Protein powerhouses: Increased protein synthesis in cancer cells

Q&A with Dr Faraz Mardakheh

Q&A with Dr Faraz Mardakheh

We recently spoke with Dr Faraz Mardakheh from Barts Cancer Institute’s Centre for Cancer Cell and Molecular Biology about his most recent research paper, published today in Developmental Cell. The study sheds light on how invasive cancer cells increase their protein-making capacity in order to boost their growth and invasive capabilities, and identifies a key player involved in this process, which may represent a target for therapeutic interventions.

What is your new study about?

In this study, we reveal how invasive cancer cells increase their capacity to make proteins, which is essential for supporting their enhanced proliferation and invasiveness. We show that this is achieved by a protein named LARP6, which functions by increasing the biogenesis of ribosomes - molecular factories that make all proteins in our cells. Importantly, LARP6 levels are upregulated in highly invasive cancers.

Protein powerhouses: Increased protein synthesis in cancer cells
Metastatic breast adenocarcinoma cells invading through a 3D collagen matrix. In the image, yellow indicates the nucleus, blue is microtubules (cytoplasm), and purple dots are ribosomal protein mRNAs, which are localised to the leading edge of invading cells.

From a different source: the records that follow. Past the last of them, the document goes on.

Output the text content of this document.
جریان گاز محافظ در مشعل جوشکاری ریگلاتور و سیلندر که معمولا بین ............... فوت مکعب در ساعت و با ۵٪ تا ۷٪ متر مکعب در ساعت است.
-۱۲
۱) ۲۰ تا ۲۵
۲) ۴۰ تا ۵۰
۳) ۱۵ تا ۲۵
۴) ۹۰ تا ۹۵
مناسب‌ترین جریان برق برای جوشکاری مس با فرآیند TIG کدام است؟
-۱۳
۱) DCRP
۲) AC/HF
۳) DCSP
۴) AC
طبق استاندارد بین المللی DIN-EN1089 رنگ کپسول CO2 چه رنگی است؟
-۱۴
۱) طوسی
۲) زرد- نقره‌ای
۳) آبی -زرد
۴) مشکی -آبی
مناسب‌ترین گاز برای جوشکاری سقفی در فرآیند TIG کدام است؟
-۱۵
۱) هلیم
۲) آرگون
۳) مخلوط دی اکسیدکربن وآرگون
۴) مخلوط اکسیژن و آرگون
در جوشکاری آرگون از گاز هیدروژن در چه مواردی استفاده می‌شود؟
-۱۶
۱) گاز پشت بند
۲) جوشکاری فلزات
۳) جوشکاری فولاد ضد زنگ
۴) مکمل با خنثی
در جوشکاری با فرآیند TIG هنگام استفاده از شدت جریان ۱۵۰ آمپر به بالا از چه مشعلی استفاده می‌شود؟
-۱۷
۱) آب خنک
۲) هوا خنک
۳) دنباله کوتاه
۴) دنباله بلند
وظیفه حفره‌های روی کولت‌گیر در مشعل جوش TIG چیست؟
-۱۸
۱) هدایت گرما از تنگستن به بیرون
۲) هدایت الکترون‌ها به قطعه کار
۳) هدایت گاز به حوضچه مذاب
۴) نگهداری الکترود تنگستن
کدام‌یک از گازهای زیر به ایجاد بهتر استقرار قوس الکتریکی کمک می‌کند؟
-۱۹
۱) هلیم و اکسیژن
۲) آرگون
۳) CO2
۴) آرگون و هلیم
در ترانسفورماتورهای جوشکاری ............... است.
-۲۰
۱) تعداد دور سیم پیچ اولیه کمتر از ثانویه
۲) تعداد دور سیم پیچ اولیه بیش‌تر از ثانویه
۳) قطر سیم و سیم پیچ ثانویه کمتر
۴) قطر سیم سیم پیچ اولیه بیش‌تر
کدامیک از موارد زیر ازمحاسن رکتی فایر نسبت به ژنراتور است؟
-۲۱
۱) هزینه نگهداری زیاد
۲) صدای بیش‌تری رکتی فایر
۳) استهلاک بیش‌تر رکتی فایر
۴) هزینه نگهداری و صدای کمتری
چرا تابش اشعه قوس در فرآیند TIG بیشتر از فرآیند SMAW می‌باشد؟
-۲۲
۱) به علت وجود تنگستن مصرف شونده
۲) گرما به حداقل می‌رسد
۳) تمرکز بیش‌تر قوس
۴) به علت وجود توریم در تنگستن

Did you find anything surprising?

Yes, we found that LARP6 functions by simply changing the cellular location of the messenger RNAs (mRNAs) which code for ribosomal proteins. These mRNAs are the blueprints for making ribosomal proteins that eventually assemble into ribosomes. When these mRNAs are at the front/leading edge of moving cells, they produce increased levels of ribosomal proteins. LARP6 is involved in instructing these mRNAs to move to the front of the cells, thus acting to enhance the production of ribosomal proteins, the biogenesis of ribosomes, and ultimately the generation of large quantities of proteins needed for sustained movement and proliferation of cancer cells.

Why is this study important? What are the wider implications?

Our study has revealed that when it comes to producing ribosomal proteins, it is all about location, location, location. Parts of the cell act as hotspots for making ribosomal proteins, and by controlling how ribosomal protein mRNAs are distributed inside the cell, the level of ribosomal protein production and ribosome synthesis can be fine-tuned. This has a major implication on how we think about protein synthesis. Not all locations inside the cell are the same. Instead, there are hotspots that act like major factories for synthesis of specific proteins.

Importantly, in highly invasive cancer cells we found that by interfering with this localised synthesis of ribosomal proteins, we could specifically impair the growth and invasiveness of the cancer. Knowledge of such specific mechanisms may help in the design of new treatments to target cancers more specifically.

What are your next steps for this research?

We are now interested in finding out the molecular details of how LARP6 interacts with specific mRNAs, in the hope of being able to design therapeutic strategies to target and block these interactions. In addition, we are interested in finding other instances where the location of a specific group of mRNAs is critically involved in regulating protein synthesis during cancer progression.

This research was performed in collaboration with the Francis Crick Institute, UCL Queen Square Institute of Neurology and the University of Oxford. The Medical Research Council, Barts Charity and the European Research Council funded the work.